How are men supposed to treat their loneliness without understanding the root causes for their ailment? Why are we treating men like children, spoon feeding bits of empathy to them instead of explaining simple social concepts to them – the ones we have been expecting women to follow to a point that the ensuing behavior has become second nature? If we reduce social skills to a checklist, and if we free men from responsibilities by patronizing them, how do we expect the issue of male loneliness to be solved?
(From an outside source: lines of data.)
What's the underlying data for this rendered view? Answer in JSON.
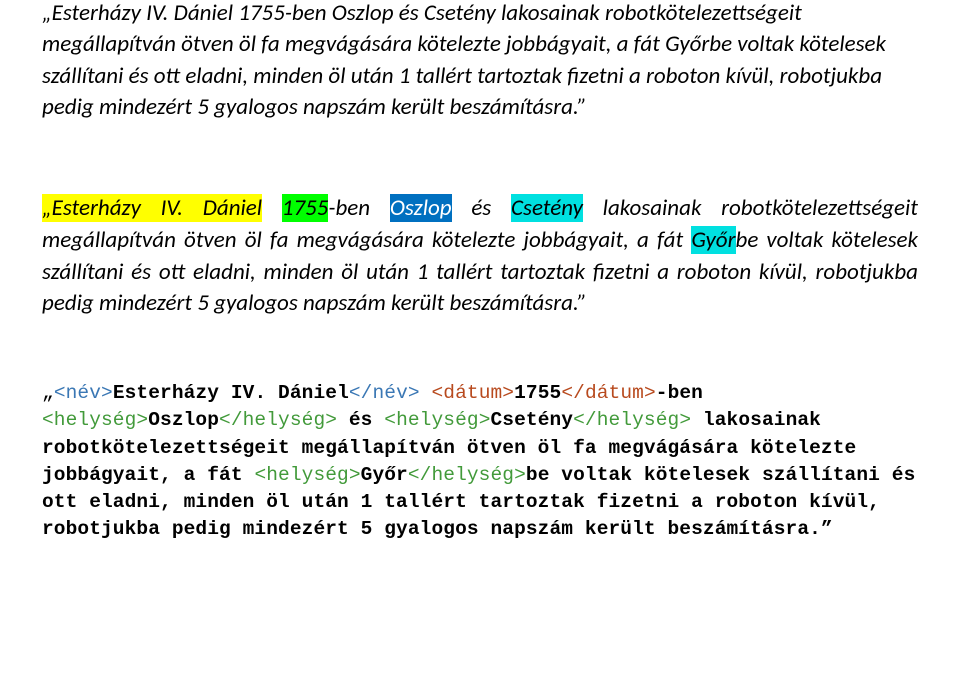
{
  "para1": {
    "text": "„Esterházy IV. Dániel 1755-ben Oszlop és Csetény lakosainak robotkötelezettségeit megállapítván ötven öl fa megvágására kötelezte jobbágyait, a fát Győrbe voltak kötelesek szállítani és ott eladni, minden öl után 1 tallért tartoztak fizetni a roboton kívül, robotjukba pedig mindezért 5 gyalogos napszám került beszámításra.”"
  },
  "para2": {
    "s1": "„Esterházy IV. ",
    "s2": "Dániel",
    "s3": " ",
    "s4": "1755",
    "s5": "-ben ",
    "s6": "Oszlop",
    "s7": " és ",
    "s8": "Csetény",
    "s9": " lakosainak robotkötelezettségeit megállapítván ötven öl fa megvágására kötelezte jobbágyait, a fát ",
    "s10": "Győr",
    "s11": "be voltak kötelesek szállítani és ott eladni, minden öl után 1 tallért tartoztak fizetni a roboton kívül, robotjukba pedig mindezért 5 gyalogos napszám került beszámításra.”"
  },
  "para3": {
    "q_open": "„",
    "nev_open": "<név>",
    "nev": "Esterházy IV. Dániel",
    "nev_close": "</név>",
    "sp": " ",
    "datum_open": "<dátum>",
    "datum": "1755",
    "datum_close": "</dátum>",
    "ben": "-ben ",
    "hely_open1": "<helység>",
    "hely1": "Oszlop",
    "hely_close1": "</helység>",
    "es": " és ",
    "hely_open2": "<helység>",
    "hely2": "Csetény",
    "hely_close2": "</helység>",
    "mid1": " lakosainak robotkötelezettségeit megállapítván ötven öl fa megvágására kötelezte jobbágyait, a fát ",
    "hely_open3": "<helység>",
    "hely3": "Győr",
    "hely_close3": "</helység>",
    "rest": "be voltak kötelesek szállítani és ott eladni, minden öl után 1 tallért tartoztak fizetni a roboton kívül, robotjukba pedig mindezért 5 gyalogos napszám került beszámításra.”"
  }
}
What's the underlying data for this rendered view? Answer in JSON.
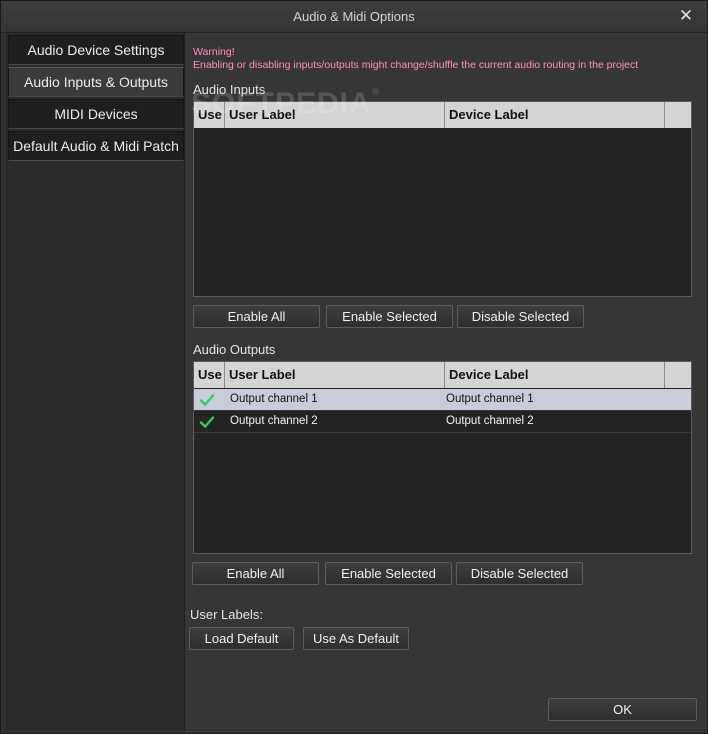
{
  "window": {
    "title": "Audio & Midi Options",
    "close_glyph": "✕"
  },
  "sidebar": {
    "items": [
      {
        "label": "Audio Device Settings"
      },
      {
        "label": "Audio Inputs & Outputs"
      },
      {
        "label": "MIDI Devices"
      },
      {
        "label": "Default Audio & Midi Patch"
      }
    ],
    "active_index": 1
  },
  "warning": {
    "line1": "Warning!",
    "line2": "Enabling or disabling inputs/outputs might change/shuffle the current audio routing in the project"
  },
  "watermark": {
    "text": "SOFTPEDIA",
    "mark": "®"
  },
  "inputs": {
    "title": "Audio Inputs",
    "columns": {
      "use": "Use",
      "user_label": "User Label",
      "device_label": "Device Label"
    },
    "rows": [],
    "buttons": {
      "enable_all": "Enable All",
      "enable_selected": "Enable Selected",
      "disable_selected": "Disable Selected"
    }
  },
  "outputs": {
    "title": "Audio Outputs",
    "columns": {
      "use": "Use",
      "user_label": "User Label",
      "device_label": "Device Label"
    },
    "rows": [
      {
        "use": true,
        "user_label": "Output channel 1",
        "device_label": "Output channel 1",
        "selected": true
      },
      {
        "use": true,
        "user_label": "Output channel 2",
        "device_label": "Output channel 2",
        "selected": false
      }
    ],
    "buttons": {
      "enable_all": "Enable All",
      "enable_selected": "Enable Selected",
      "disable_selected": "Disable Selected"
    }
  },
  "user_labels": {
    "title": "User Labels:",
    "load_default": "Load Default",
    "use_as_default": "Use As Default"
  },
  "footer": {
    "ok": "OK"
  },
  "colors": {
    "check": "#2fd15a",
    "warning": "#ff8fc0",
    "selected_row": "#c7cdd9"
  },
  "icons": {
    "check": "check-icon",
    "close": "close-icon"
  }
}
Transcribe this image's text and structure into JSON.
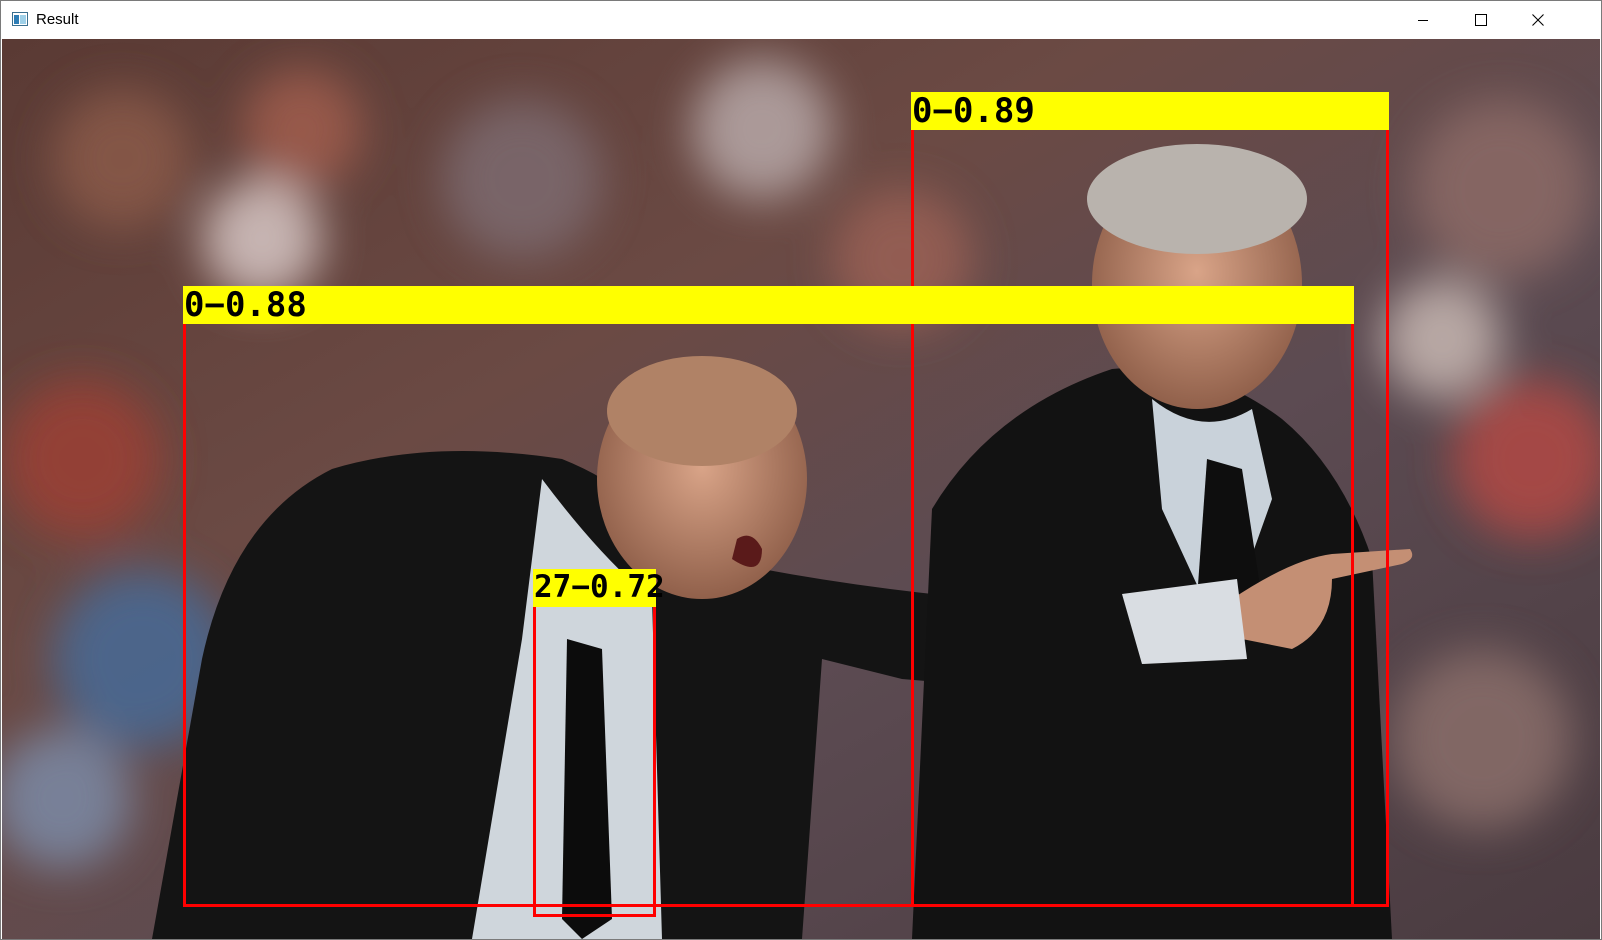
{
  "window": {
    "title": "Result",
    "icon": "opencv-window-icon",
    "controls": [
      "minimize-icon",
      "maximize-icon",
      "close-icon"
    ]
  },
  "detections": [
    {
      "class_id": "0",
      "score": "0.89",
      "text": "0−0.89"
    },
    {
      "class_id": "0",
      "score": "0.88",
      "text": "0−0.88"
    },
    {
      "class_id": "27",
      "score": "0.72",
      "text": "27−0.72"
    }
  ],
  "colors": {
    "box": "#ff0000",
    "label_bg": "#ffff00",
    "label_text": "#000000"
  }
}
A discourse change is needed

If male loneliness is such a serious issue, then we need to treat it as such in discourse. Instead of lightly touching upon changes men can implement in their lives, men need education. They need to unravel the belief systems that make them shy away from traits perceived as feminine and essential to maintaining social relationships. Discourse needs to address the underlying misogyny of the lack in social skills that have resulted in the male loneliness epidemic. Empathy is the backbone of social relationships and luckily, empathy is not a gendered predisposition, but a question of socialization and individual biology. That means, once men unravel their patriarchal belief systems and stop viewing empathetic people as the opposite “of a cool and popular individual”, men will hold the necessary understanding to solve this epidemic. And therein lies the issue: media hold the power to shape our worldview, and if they do not portray men as capable and responsible, then this issue will remain.